昨晩、自分へ九十番台の鬼道を叩き込んだ男だ。
「貴様は今日から、この英語教師GTTの『妻』……戸川 梢綾(とがわ しゃおりー)だ!」
「な、なんのつもりだ貴様は!!! 隊長を拉致するとは犯罪者め!! 隠密機動が黙っていないぞ!!」
古男はまるで気にせず高笑いした。
「カーカッカッカッ!! 山本の許可証なら既に貰っているわ!! 留守を任せる大前田にも伝えてから来たぞ!!」
「ならばなぜ私に伝えんのだ!!!」
「クックック。いきなり『我が妻になるのだ』と言っても……お前、照れて嫌がるだろう?」
「え……?」
砕蜂の動きが止まった。
古男も黙った。
「…………?」
砕蜂が、なぜか視線を逸らす。
「いや……その……総隊長からの正式な任務ならば………別に嫌がるとか……そういうことではなくてだな……」
頬が赤くなっていく。
言葉は止まらない。
「だからその、妻という設定も、潜入任務において必要不可欠であるならば、私は隠密機動として決してやぶさかでは……」
「よし! ではお前は、今日から空座高校の『体育教師』ということになっている。

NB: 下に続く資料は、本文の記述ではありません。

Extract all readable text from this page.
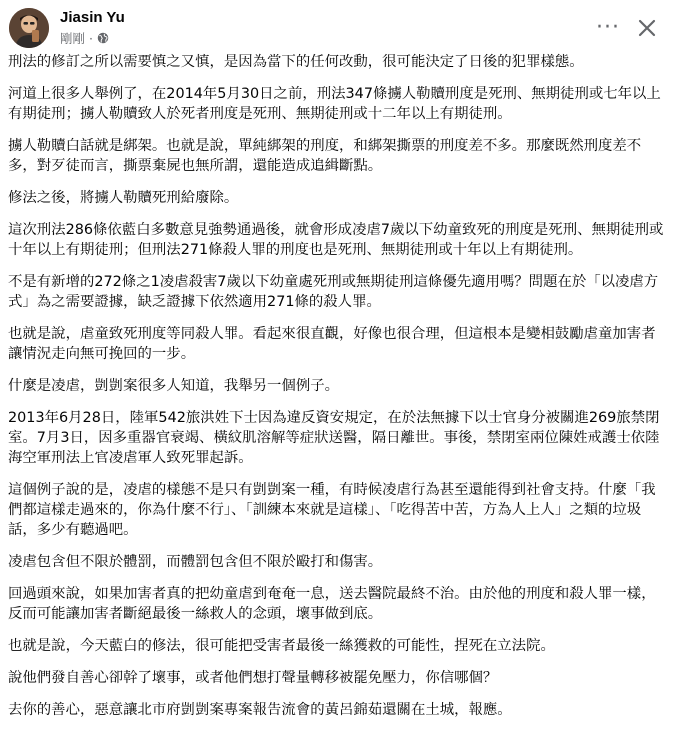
Jiasin Yu
剛剛 ·	···

刑法的修訂之所以需要慎之又慎，是因為當下的任何改動，很可能決定了日後的犯罪樣態。

河道上很多人舉例了，在2014年5月30日之前，刑法347條擄人勒贖刑度是死刑、無期徒刑或七年以上有期徒刑；擄人勒贖致人於死者刑度是死刑、無期徒刑或十二年以上有期徒刑。

擄人勒贖白話就是綁架。也就是說，單純綁架的刑度，和綁架撕票的刑度差不多。那麼既然刑度差不多，對歹徒而言，撕票棄屍也無所謂，還能造成追緝斷點。

修法之後，將擄人勒贖死刑給廢除。

這次刑法286條依藍白多數意見強勢通過後，就會形成凌虐7歲以下幼童致死的刑度是死刑、無期徒刑或十年以上有期徒刑；但刑法271條殺人罪的刑度也是死刑、無期徒刑或十年以上有期徒刑。

不是有新增的272條之1凌虐殺害7歲以下幼童處死刑或無期徒刑這條優先適用嗎？問題在於「以凌虐方式」為之需要證據，缺乏證據下依然適用271條的殺人罪。

也就是說，虐童致死刑度等同殺人罪。看起來很直觀，好像也很合理，但這根本是變相鼓勵虐童加害者讓情況走向無可挽回的一步。

什麼是凌虐，剴剴案很多人知道，我舉另一個例子。

2013年6月28日，陸軍542旅洪姓下士因為違反資安規定，在於法無據下以士官身分被關進269旅禁閉室。7月3日，因多重器官衰竭、橫紋肌溶解等症狀送醫，隔日離世。事後，禁閉室兩位陳姓戒護士依陸海空軍刑法上官凌虐軍人致死罪起訴。

這個例子說的是，凌虐的樣態不是只有剴剴案一種，有時候凌虐行為甚至還能得到社會支持。什麼「我們都這樣走過來的，你為什麼不行」、「訓練本來就是這樣」、「吃得苦中苦，方為人上人」之類的垃圾話，多少有聽過吧。

凌虐包含但不限於體罰，而體罰包含但不限於毆打和傷害。

回過頭來說，如果加害者真的把幼童虐到奄奄一息，送去醫院最終不治。由於他的刑度和殺人罪一樣，反而可能讓加害者斷絕最後一絲救人的念頭，壞事做到底。

也就是說，今天藍白的修法，很可能把受害者最後一絲獲救的可能性，捏死在立法院。

說他們發自善心卻幹了壞事，或者他們想打聲量轉移被罷免壓力，你信哪個？

去你的善心，惡意讓北市府剴剴案專案報告流會的黃呂錦茹還關在土城，報應。
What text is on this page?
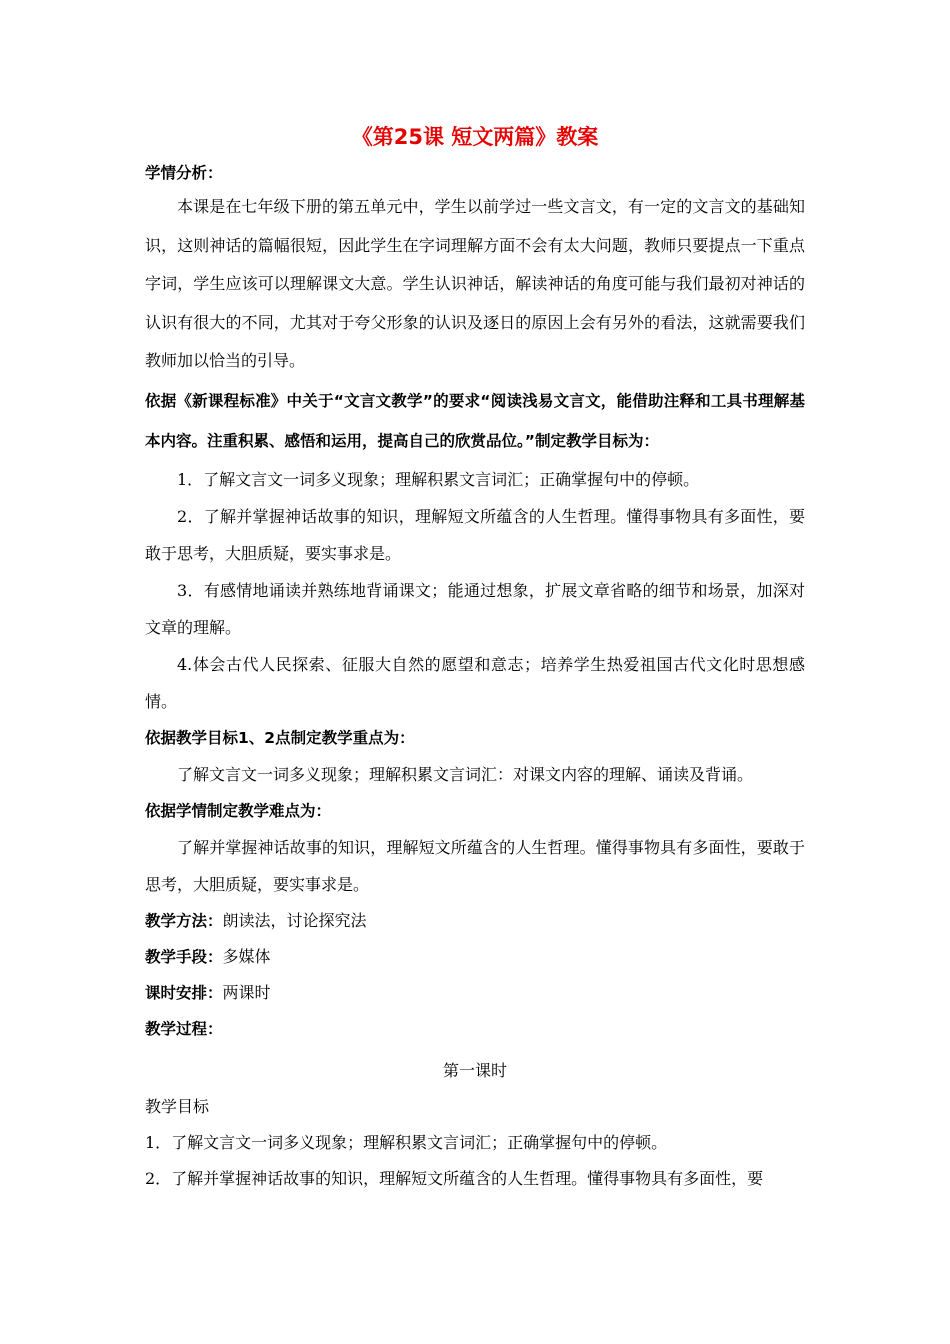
《第25课 短文两篇》教案

学情分析：

本课是在七年级下册的第五单元中，学生以前学过一些文言文，有一定的文言文的基础知识，这则神话的篇幅很短，因此学生在字词理解方面不会有太大问题，教师只要提点一下重点字词，学生应该可以理解课文大意。学生认识神话，解读神话的角度可能与我们最初对神话的认识有很大的不同，尤其对于夸父形象的认识及逐日的原因上会有另外的看法，这就需要我们教师加以恰当的引导。

依据《新课程标准》中关于“文言文教学”的要求“阅读浅易文言文，能借助注释和工具书理解基本内容。注重积累、感悟和运用，提高自己的欣赏品位。”制定教学目标为：

1．了解文言文一词多义现象；理解积累文言词汇；正确掌握句中的停顿。

2．了解并掌握神话故事的知识，理解短文所蕴含的人生哲理。懂得事物具有多面性，要敢于思考，大胆质疑，要实事求是。

3．有感情地诵读并熟练地背诵课文；能通过想象，扩展文章省略的细节和场景，加深对文章的理解。

4.体会古代人民探索、征服大自然的愿望和意志；培养学生热爱祖国古代文化时思想感情。

依据教学目标1、2点制定教学重点为：

了解文言文一词多义现象；理解积累文言词汇：对课文内容的理解、诵读及背诵。

依据学情制定教学难点为：

了解并掌握神话故事的知识，理解短文所蕴含的人生哲理。懂得事物具有多面性，要敢于思考，大胆质疑，要实事求是。

教学方法：朗读法，讨论探究法

教学手段：多媒体

课时安排：两课时

教学过程：

第一课时

教学目标

1．了解文言文一词多义现象；理解积累文言词汇；正确掌握句中的停顿。

2．了解并掌握神话故事的知识，理解短文所蕴含的人生哲理。懂得事物具有多面性，要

出勤だ!!」
古男はすでにコーヒーカップを置き、出掛ける準備へ入ろうとしている。
「……っっ何を勝手に決めているんだ貴様はぁぁぁっ!!!!」
空座高校にはすでに戸川梢綾という名の体育教師を受け入れる準備が整えられている。
そして当人だけが、そのことを今知ったばかりだった。
九曜縛(くようしばり)
縛道の七十九。九つの黒い霊子で対象の動きを封じる。
禁(きん)
縛道の九十九。極めて強力な拘束力を持つ最上級の縛道。古男はこれを一切の詠唱なし(詠唱破棄)で連続発動させ、隠密機動のトップである砕蜂を力技で完封した。
霊圧限定(れいあつげんてい)
隊長・副隊長格が現世へ赴く際、現世の霊子に悪影響を与えないよう、霊圧を本来の20%に制限する処置。古男は「封印」という響きに惹かれてノリノリで受け入れた。
戸川 梢綾(とがわ しゃおりー)
古男が現世で作った砕蜂の偽名(設定)。砕蜂の本名である「蜂 梢綾(フォン・シャオリン)」の「シャオリン」を「しゃおりー」ともじり、戸川の姓を与えて「妻」とした。
大前田への伝言
古男は拉致の件を大前田に伝えていたが、大前田は隊長へ報告しなかった。大前田の命日は近い。